Talk to your Human Resources Department and ask if your company offers any adoption-related benefits. Your employer may offer reimbursement for adoption expenses ranging from $2,000 to $10,000. Paid or unpaid leave when your child comes home, medical expenses for birthmothers, and adoption educational workshops may also be benefits included in your employee package.
Your company doesn’t offer these benefits? They may not know what they can legally provide. Refer them to the Dave Thomas Foundation’s Adoption Friendly Workplace Program. This program provides employers resources, information, and tool kits to implement adoption-friendly programs and services.
Adoption Tax Credits and Military Aid
The Federal Adoption Tax Credit has changed this year, and could change again in future years. It is vital for families to know how they may (or may not) directly benefit from this credit.
Back in 2002, the Hope for Children Act allowed families to claim a $10,000 tax credit for qualifying adoption expenses. Congress passed the American Taxpayer Relief Act, signed on January 2, 2013, making the Adoption Tax Credit permanent. The bill permanently extends the adoption tax credit, which is set at $10,000, but will again be scaled for inflation, bringing it to near the 2012 amount of $12,650. Families with incomes under $150,000 will receive the full credit, and it will gradually phase out for higher incomes.

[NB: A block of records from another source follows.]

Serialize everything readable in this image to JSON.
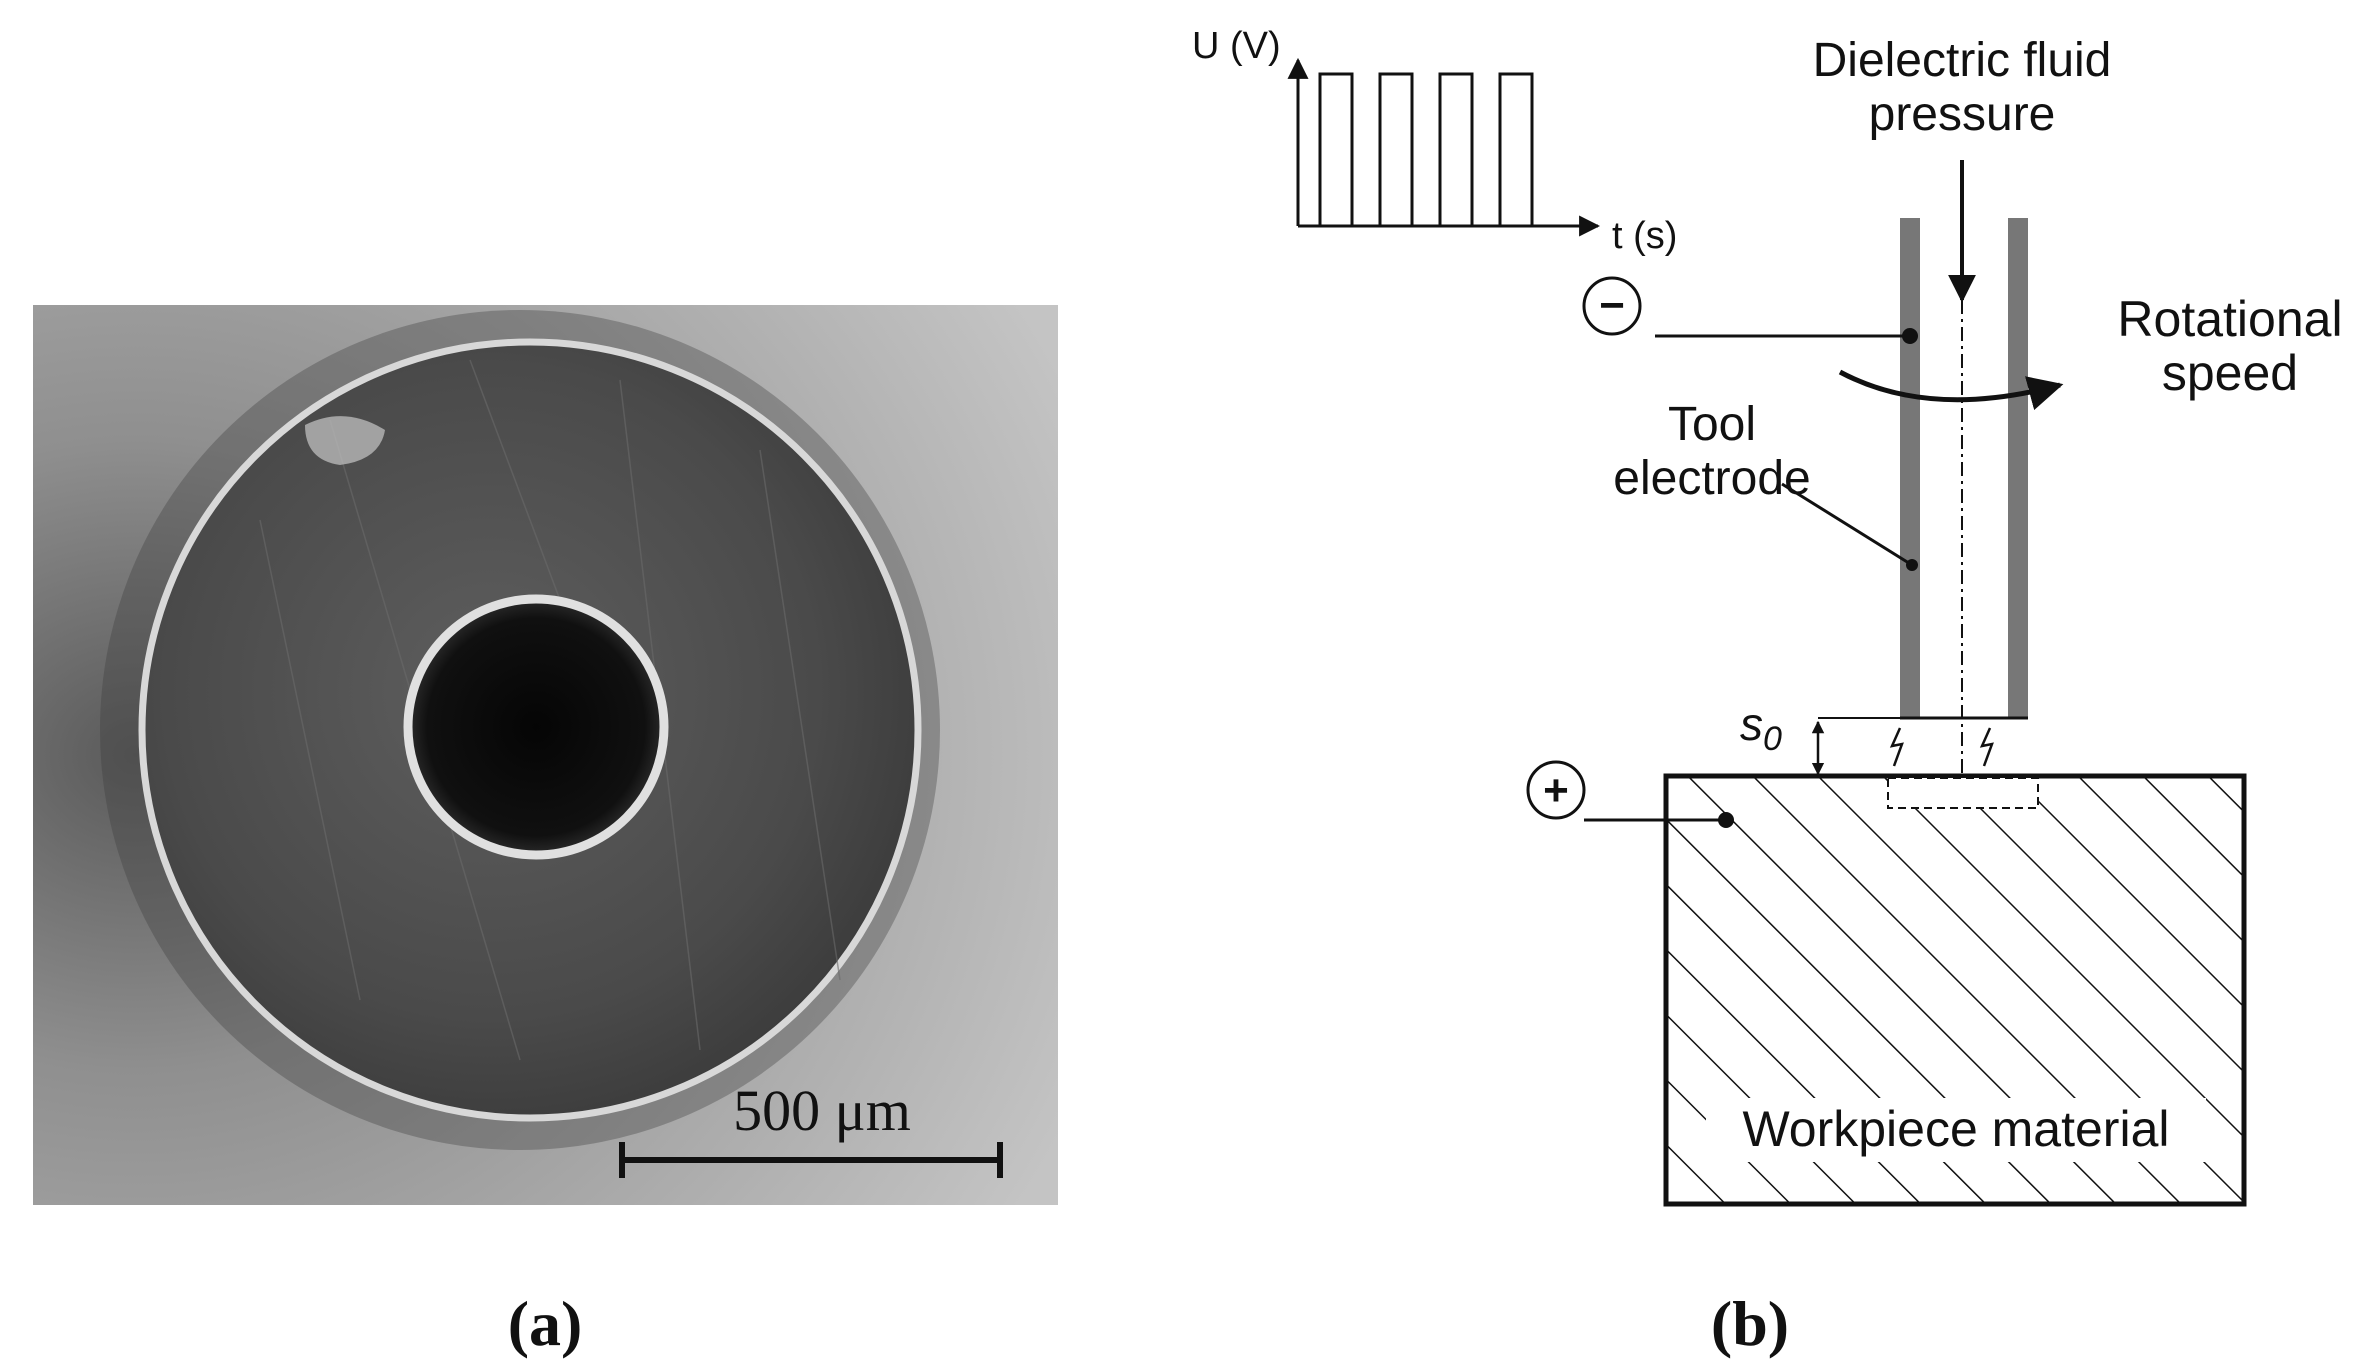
{
  "panel_a": {
    "label": "(a)",
    "scale_bar_label": "500 μm"
  },
  "panel_b": {
    "label": "(b)",
    "waveform": {
      "y_axis_label": "U (V)",
      "x_axis_label": "t (s)",
      "pulse_count": 4
    },
    "labels": {
      "dielectric_line1": "Dielectric fluid",
      "dielectric_line2": "pressure",
      "rotational_line1": "Rotational",
      "rotational_line2": "speed",
      "tool_line1": "Tool",
      "tool_line2": "electrode",
      "gap": "s",
      "gap_subscript": "0",
      "workpiece": "Workpiece material",
      "minus_symbol": "−",
      "plus_symbol": "+"
    }
  }
}
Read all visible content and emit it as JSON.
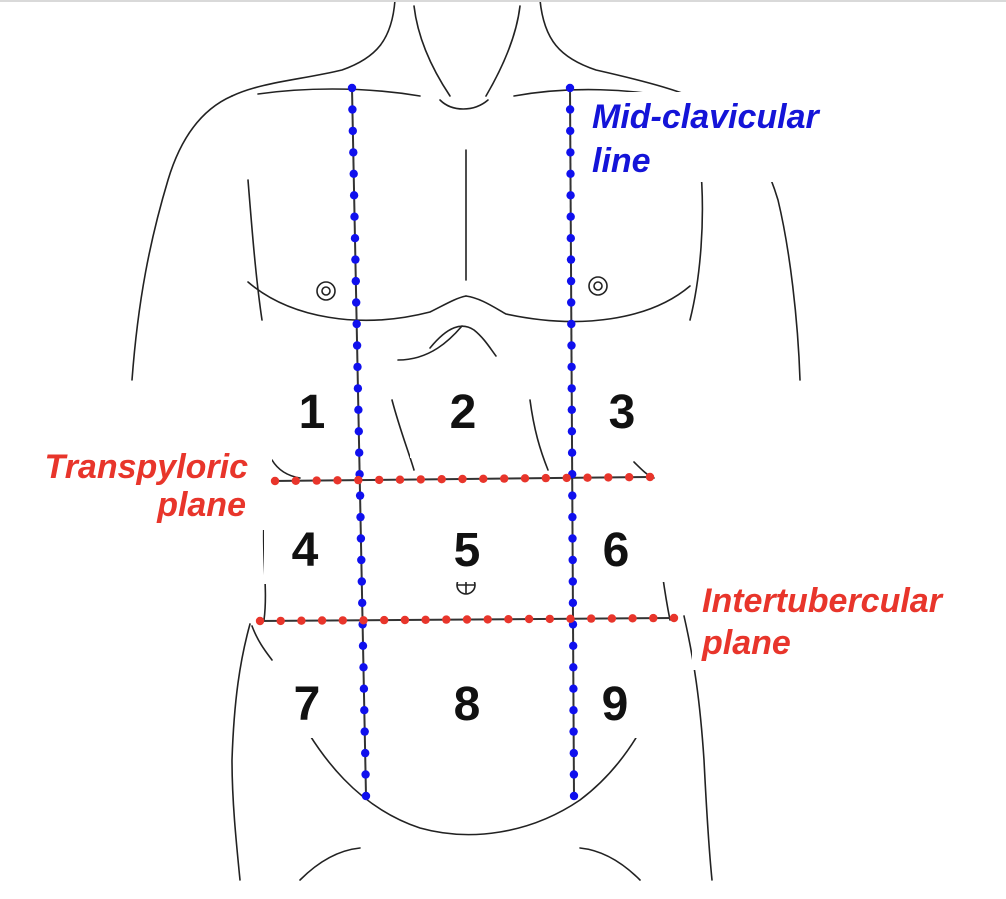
{
  "colors": {
    "vertical_line": "#1010ee",
    "horizontal_line": "#e8352b",
    "label_blue": "#1414d8",
    "label_red": "#e8352b",
    "outline": "#222222"
  },
  "labels": {
    "midclavicular": {
      "line1": "Mid-clavicular",
      "line2": "line"
    },
    "transpyloric": {
      "line1": "Transpyloric",
      "line2": "plane"
    },
    "intertubercular": {
      "line1": "Intertubercular",
      "line2": "plane"
    }
  },
  "regions": [
    {
      "number": "1"
    },
    {
      "number": "2"
    },
    {
      "number": "3"
    },
    {
      "number": "4"
    },
    {
      "number": "5"
    },
    {
      "number": "6"
    },
    {
      "number": "7"
    },
    {
      "number": "8"
    },
    {
      "number": "9"
    }
  ]
}
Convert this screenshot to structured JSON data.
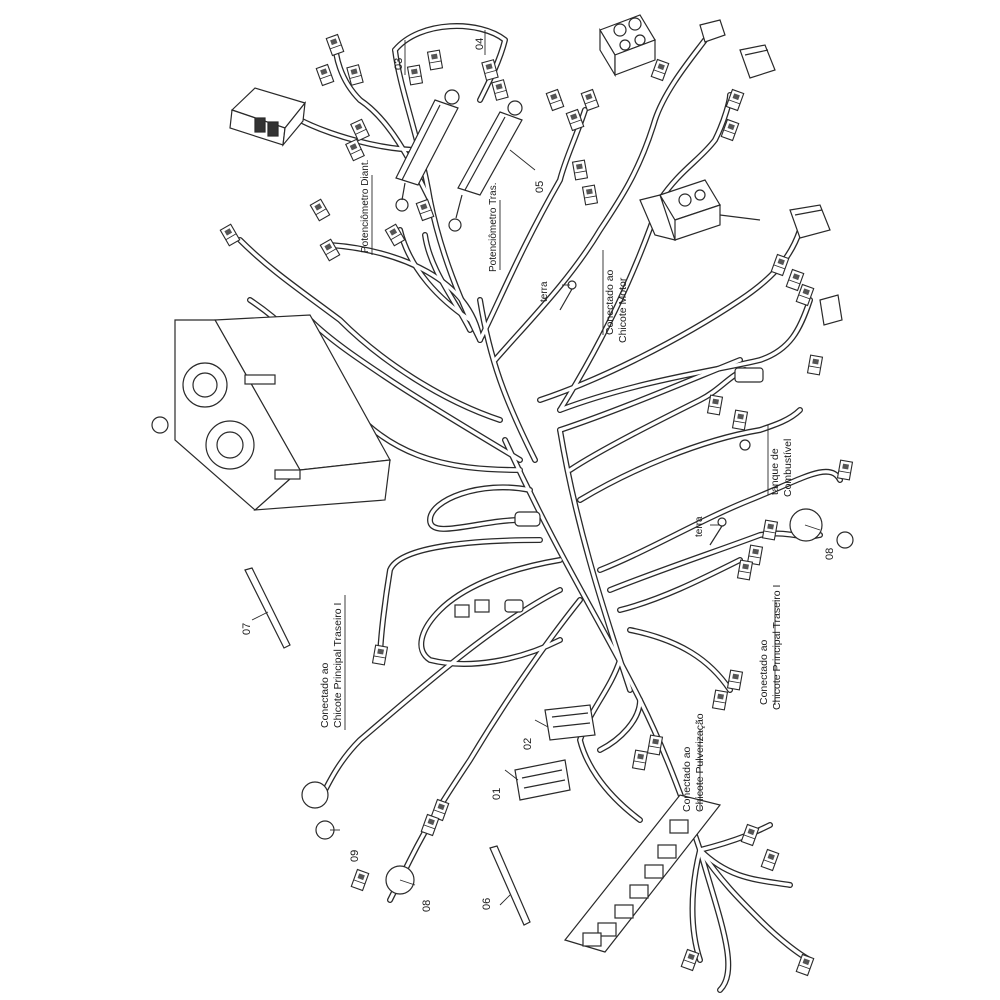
{
  "diagram": {
    "colors": {
      "line": "#2a2a2a",
      "wire": "#ffffff",
      "background": "#ffffff"
    },
    "labels": {
      "ref_01": "01",
      "ref_02": "02",
      "ref_03": "03",
      "ref_04": "04",
      "ref_05": "05",
      "ref_06": "06",
      "ref_07": "07",
      "ref_08_right": "08",
      "ref_08_bottom": "08",
      "ref_09": "09",
      "pot_front": "Potenciômetro Diant.",
      "pot_rear": "Potenciômetro Tras.",
      "terra_top": "terra",
      "terra_mid": "terra",
      "engine_line1": "Conectado ao",
      "engine_line2": "Chicote Motor",
      "fuel_line1": "tanque de",
      "fuel_line2": "Combustível",
      "rear_right_line1": "Conectado ao",
      "rear_right_line2": "Chicote Principal Traseiro I",
      "rear_left_line1": "Conectado ao",
      "rear_left_line2": "Chicote Principal Traseiro I",
      "spray_line1": "Conectado ao",
      "spray_line2": "Chicote Pulverização"
    }
  }
}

An important change in this year’s credit is that it is no longer refundable. That means that lower or moderate income families who don’t have a high tax liability may not directly benefit from this non-refundable credit. For details, visit the Adoption Tax Credit Working Group’s fact sheet. Save the Adoption Tax Credit website, and www.IRS.gov. Also ask your tax attorney about specific requirements.
And if you are on active duty in the military your family can receive up to $2,000 in qualifying expenses. Contact your military branch for details.
Loans and Grants
There are private loans and grants available for qualifying families. Typically, these organizations are looking to work with a diverse clientele of families facing difficult financial obstacles to adopting. Help Us Adopt takes applications twice per year; Gift of Adoption Fund, and the National Adoption Foundation also give grants and loans. Resources4Adoption provides an extensive database of up-to-date information on the loans and grants available to adoptive parents.
More and more pre-adoptive parents are getting creative at raising the necessary money to fund their adoption process. From backyard BBQ’s to running a 10k to creating a custom T-shirt to selling on websites like Etsy, you can use your time while you wait for a match to raise money in your community. Here is a great list of some common and creative fundraising ideas on this blog.
Just remember to create a budget and stay within it, no matter how promising a situation with a prospective birthmother looks. Randie Bencanann, Adoption Connection Co-Director says, “Some adoptive parents feel like if they don’t go for one situation, then another will never come along. This is not true!” No matter what your adoption budget is, you can be successful.